A ideia! Ao fim da terceira etapa da edição da Volta a França de 1919, o francês Henry Pélissier liderava a geral. Na quarta etapa, entre Brest e Les Sables-d’Olonne, Eugène Christophe lançou um dos seus ataques ferozes. A fuga deu resultado. Ao arrancar para a quinta etapa, entre Les Sables-d’Olonne e Bayonne, já ia na frente. E a história estava à beirinha de se concretizar.
Um oficial da corrida que vinha no carro do diretor do Tour, Henry Desgrange, propôs-lhe que, no início da ronda que se seguiria, o comandante da prova usasse uma camisola de cor diferente para que se destacasse claramente do resto do pelotão. Estávamos no dia 7 de julho, já se tinham percorrido 2051 quilómetros, e faltavam ainda dez etapas para a entrada triunfal em Paris.
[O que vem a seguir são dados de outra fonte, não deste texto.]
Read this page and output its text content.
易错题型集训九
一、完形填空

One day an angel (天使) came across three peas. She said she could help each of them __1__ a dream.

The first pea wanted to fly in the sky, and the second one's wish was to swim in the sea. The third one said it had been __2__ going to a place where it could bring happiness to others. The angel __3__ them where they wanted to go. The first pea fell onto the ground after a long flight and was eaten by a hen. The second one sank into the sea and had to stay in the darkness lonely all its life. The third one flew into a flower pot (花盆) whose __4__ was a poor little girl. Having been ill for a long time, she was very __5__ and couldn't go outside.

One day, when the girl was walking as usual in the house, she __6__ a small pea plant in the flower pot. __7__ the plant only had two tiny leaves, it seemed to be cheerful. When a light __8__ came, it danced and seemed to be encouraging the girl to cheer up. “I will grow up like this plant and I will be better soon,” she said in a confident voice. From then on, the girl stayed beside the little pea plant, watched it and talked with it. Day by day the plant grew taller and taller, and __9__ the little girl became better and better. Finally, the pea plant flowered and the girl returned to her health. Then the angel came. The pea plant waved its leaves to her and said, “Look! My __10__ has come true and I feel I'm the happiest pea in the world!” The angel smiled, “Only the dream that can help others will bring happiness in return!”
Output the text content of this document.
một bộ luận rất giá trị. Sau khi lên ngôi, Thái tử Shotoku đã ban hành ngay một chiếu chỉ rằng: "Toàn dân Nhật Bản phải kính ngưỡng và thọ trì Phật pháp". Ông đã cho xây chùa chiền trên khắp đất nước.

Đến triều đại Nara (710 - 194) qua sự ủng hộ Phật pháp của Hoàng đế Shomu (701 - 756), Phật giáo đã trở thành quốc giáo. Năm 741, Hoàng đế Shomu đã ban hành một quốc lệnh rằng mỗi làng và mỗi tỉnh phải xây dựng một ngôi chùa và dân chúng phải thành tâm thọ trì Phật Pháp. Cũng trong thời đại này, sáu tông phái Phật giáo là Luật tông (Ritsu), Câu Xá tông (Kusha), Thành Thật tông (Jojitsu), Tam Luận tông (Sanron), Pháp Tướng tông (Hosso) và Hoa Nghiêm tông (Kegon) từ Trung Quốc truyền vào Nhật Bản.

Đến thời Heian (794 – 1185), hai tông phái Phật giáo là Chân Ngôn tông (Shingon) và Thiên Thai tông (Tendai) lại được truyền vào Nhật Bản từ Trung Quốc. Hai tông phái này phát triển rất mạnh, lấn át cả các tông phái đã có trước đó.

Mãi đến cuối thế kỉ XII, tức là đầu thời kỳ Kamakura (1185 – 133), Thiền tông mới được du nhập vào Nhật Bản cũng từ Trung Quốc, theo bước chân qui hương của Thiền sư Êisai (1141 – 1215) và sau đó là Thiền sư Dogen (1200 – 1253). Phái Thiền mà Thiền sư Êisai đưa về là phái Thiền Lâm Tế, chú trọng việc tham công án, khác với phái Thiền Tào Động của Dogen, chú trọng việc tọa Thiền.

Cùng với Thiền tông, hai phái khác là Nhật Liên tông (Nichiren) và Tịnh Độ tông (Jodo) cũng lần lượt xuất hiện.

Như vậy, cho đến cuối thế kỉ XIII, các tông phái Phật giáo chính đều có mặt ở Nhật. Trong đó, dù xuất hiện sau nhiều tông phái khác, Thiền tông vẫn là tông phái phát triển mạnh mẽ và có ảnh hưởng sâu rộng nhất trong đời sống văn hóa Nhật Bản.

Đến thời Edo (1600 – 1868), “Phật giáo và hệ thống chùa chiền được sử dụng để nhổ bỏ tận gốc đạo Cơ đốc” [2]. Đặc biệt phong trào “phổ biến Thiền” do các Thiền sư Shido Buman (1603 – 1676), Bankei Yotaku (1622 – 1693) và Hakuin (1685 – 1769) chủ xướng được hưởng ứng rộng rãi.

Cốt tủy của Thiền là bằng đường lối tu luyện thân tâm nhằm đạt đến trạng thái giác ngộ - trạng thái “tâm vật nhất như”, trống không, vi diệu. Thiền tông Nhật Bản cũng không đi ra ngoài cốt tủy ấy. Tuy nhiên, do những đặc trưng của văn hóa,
Desgrange adorou a ideia. Como o organizador e patrocinador do Tour era o jornal desportivo L’Auto, impresso numas páginas amareladas, tomou a decisão que o primeiro classificado iniciasse a etapa seguinte, entre Bayonne e Luchon, vestido com uma camisola amarela. Não havia confusão possível com nenhum outro.
Eugène, por sua vez, detestou a novidade: «Mas que coisa ridícula, andar por aí vestido de amarelo. Vou voltar a ser o gozo de toda a gente. Ainda carrego com a queda do Tourmalet e agora vou passar a ser o canário?!». Parece que, pelo meio dos gritos da populaça, ainda ouviu uns’ piu-pius’. Andou com a camisola amarela vestida até ao dia 23 de julho. Depois, a forquilha voltou a traí-lo. Quem entrou de amarelo em Paris, foi outro belga: Firmin Lambot. A iconografia entrara no Tour para jamais sair.